Månsson y su invitada no tuvieron ningún problema con el descanso nocturno. Hasta las diez de la mañana, Von Essen no tuvo ocasión de sacar el diario de vigilancia para tomar nuevas notas. Primero Månsson, que apareció desnudo en el vestíbulo para encaminarse luego al cuarto de baño. Unos minutos más tarde lo siguió su invitada, tan desnuda como él, y al parecer los dos eran muy cuidadosos con la higiene, porque tardaron más de una hora en salir envueltos en una toalla alrededor de las caderas —Månsson— y con un albornoz —la invitada—, cuando fueron a la cocina para desayunar.
A esa hora también Adolfsson estaba en pie, recién duchado y entregado a la tarea de hacer café y cocer unos huevos, preparando zumo y pan con mantequilla, cuando Bäckström llamó de nuevo para comprobar cómo iba.
—¿Qué tal? ¿Está viva? —preguntó Bäckström con acritud.
—No puede estar mejor de salud, según parece —aseguró Von Essen—. En este momento están los dos desayunando caffe latte, yogur con copos de avena y una rebanada de pan crujiente cada uno, con muchas verduras y una loncha de queso fresco —explicó.

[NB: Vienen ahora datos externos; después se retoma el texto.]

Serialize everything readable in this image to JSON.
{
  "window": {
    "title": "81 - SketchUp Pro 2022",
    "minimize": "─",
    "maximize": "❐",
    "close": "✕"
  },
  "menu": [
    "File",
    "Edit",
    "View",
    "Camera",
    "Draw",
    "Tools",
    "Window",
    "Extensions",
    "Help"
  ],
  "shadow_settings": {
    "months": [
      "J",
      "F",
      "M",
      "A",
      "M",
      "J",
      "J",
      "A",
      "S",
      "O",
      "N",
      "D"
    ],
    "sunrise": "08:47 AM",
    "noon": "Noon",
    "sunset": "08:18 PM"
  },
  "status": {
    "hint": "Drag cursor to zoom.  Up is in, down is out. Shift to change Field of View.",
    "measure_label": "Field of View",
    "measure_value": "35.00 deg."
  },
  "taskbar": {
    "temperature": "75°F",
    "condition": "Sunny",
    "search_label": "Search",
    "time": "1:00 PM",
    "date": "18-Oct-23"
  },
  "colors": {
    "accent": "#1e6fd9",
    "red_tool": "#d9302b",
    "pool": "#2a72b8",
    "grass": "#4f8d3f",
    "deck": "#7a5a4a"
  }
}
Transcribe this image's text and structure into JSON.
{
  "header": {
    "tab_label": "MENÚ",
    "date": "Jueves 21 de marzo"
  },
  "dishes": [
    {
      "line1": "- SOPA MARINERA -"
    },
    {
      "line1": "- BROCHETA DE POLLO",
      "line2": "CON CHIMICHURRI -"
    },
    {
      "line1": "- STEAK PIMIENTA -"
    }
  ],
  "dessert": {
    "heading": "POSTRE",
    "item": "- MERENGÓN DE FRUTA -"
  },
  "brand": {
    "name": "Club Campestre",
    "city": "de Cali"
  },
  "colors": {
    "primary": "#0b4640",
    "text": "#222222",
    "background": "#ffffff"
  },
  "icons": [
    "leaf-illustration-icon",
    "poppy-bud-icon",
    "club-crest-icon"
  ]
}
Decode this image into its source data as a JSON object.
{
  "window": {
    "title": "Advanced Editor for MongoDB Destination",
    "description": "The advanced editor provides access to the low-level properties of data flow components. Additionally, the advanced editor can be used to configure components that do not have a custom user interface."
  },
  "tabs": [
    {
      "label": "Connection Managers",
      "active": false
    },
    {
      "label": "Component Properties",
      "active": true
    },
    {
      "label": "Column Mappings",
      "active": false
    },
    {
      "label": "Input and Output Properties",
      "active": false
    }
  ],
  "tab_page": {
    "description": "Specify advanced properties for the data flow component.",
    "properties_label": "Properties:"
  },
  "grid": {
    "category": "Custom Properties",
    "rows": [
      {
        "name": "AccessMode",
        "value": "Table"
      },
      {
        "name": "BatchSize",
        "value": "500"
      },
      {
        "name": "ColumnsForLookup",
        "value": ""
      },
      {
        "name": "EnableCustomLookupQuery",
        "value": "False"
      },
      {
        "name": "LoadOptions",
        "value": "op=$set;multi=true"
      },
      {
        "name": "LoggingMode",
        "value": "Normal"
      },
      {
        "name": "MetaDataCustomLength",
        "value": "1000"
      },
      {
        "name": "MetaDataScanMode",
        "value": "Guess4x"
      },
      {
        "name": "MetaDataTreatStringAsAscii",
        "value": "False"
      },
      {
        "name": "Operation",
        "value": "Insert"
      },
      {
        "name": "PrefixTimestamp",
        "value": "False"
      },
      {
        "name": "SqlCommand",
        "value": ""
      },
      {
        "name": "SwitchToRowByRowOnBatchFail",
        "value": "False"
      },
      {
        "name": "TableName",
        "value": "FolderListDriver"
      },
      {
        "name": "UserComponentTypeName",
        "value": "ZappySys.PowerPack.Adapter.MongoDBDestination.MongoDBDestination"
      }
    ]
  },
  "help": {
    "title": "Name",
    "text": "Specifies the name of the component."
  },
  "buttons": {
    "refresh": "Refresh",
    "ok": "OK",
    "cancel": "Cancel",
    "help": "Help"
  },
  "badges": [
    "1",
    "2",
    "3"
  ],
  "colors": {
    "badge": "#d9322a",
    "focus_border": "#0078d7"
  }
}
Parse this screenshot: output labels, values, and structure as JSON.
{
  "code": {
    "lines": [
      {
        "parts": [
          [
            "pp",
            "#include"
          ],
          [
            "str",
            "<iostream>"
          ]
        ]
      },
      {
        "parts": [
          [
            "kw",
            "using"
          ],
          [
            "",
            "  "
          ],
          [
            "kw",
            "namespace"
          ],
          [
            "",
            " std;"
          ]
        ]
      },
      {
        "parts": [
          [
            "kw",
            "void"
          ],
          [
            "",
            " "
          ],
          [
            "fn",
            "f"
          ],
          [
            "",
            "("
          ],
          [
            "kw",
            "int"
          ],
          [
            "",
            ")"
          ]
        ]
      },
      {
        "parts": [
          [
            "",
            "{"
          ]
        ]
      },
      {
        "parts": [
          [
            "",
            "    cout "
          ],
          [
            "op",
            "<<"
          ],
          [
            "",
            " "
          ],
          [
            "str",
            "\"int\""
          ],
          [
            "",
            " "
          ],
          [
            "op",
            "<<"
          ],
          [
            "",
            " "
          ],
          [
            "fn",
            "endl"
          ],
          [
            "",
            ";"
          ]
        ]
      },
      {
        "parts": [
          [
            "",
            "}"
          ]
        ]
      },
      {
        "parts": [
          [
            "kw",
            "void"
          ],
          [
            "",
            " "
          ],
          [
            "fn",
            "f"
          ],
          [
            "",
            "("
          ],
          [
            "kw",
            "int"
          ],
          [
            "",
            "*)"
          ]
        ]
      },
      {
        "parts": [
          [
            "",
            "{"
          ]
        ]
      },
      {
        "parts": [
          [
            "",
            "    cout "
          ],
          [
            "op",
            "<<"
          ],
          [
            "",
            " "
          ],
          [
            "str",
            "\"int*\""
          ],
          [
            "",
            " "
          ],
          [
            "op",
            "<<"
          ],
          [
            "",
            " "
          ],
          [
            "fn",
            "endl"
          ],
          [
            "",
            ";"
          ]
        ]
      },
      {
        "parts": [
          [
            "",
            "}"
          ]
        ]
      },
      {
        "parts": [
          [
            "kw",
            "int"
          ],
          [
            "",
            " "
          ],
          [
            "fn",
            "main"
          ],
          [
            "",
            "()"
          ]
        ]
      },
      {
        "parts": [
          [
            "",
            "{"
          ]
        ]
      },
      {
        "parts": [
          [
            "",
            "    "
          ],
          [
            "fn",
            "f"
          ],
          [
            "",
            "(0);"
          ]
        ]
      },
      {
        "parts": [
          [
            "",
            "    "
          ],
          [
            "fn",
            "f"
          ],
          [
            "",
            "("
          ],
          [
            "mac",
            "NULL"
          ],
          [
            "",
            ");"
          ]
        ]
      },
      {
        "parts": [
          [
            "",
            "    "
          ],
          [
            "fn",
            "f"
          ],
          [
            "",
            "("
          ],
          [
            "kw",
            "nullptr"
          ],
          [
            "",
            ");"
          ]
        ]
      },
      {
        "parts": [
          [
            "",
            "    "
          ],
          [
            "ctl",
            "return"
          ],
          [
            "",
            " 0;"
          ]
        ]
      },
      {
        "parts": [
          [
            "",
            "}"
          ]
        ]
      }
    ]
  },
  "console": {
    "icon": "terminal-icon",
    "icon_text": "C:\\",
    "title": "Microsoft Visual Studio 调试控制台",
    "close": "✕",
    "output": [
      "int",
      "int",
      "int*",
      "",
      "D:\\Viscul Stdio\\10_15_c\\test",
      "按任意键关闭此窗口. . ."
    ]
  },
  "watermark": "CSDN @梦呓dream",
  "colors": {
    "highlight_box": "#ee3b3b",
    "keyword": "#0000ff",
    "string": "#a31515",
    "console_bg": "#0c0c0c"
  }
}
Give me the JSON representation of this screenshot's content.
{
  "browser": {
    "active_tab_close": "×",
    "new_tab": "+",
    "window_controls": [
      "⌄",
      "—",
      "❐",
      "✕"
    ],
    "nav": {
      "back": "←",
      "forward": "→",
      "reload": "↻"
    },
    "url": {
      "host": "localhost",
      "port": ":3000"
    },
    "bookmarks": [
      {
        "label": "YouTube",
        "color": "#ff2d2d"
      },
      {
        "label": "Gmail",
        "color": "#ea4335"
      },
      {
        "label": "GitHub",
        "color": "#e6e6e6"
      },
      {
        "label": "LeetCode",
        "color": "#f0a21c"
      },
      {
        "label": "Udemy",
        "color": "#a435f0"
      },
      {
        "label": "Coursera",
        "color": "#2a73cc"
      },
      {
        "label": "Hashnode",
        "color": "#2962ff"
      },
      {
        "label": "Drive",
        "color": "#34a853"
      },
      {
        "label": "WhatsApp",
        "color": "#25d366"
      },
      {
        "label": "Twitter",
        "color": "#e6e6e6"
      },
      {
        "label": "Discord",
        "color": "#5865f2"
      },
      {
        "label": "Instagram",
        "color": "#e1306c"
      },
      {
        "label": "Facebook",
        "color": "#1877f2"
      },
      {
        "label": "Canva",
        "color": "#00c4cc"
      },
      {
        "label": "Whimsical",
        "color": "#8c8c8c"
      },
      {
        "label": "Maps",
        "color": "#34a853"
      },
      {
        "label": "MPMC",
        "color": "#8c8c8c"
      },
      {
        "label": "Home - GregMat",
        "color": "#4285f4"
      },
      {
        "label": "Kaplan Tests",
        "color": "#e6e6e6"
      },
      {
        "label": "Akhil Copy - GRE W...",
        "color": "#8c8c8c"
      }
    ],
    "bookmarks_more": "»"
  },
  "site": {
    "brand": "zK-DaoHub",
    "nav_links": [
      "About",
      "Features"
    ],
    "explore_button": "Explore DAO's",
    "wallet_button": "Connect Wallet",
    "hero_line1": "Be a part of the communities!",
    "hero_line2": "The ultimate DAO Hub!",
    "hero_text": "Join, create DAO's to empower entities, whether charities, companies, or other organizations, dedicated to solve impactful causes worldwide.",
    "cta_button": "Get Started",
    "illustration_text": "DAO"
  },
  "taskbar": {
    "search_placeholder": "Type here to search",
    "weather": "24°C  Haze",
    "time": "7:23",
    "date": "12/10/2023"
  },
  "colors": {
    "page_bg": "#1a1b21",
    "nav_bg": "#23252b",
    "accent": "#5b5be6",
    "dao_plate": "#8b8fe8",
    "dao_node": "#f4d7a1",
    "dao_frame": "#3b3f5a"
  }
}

—Joder —gruñó Bäckström asqueado. Hatajo de enfermos, se dijo—. Llamad en cuanto empiece a toquetearle el cuello.
Von Essen le prometió que lo llamaría de inmediato en caso de que lo hiciera. Luego aprovechó para darse también él una ducha rápida mientras que Adolfsson se encargaba del espionaje y las notas. Las activides en el apartamento de enfrente podían indicar que su objetivo estaba a punto de abandonarlo por otro destino para ellos desconocido.
Lewin y sus compañeros habían dedicado treinta y dos horas a tratar de hallar algún vínculo entre Bengt Månsson, por un lado, y Linda y su madre, por otro. No lo habían conseguido. Pese a que habían peinado todos los registros disponibles con toda la meticulosidad, experiencia e ingenio que habían adquirido a lo largo de los años, no habían encontrado nada.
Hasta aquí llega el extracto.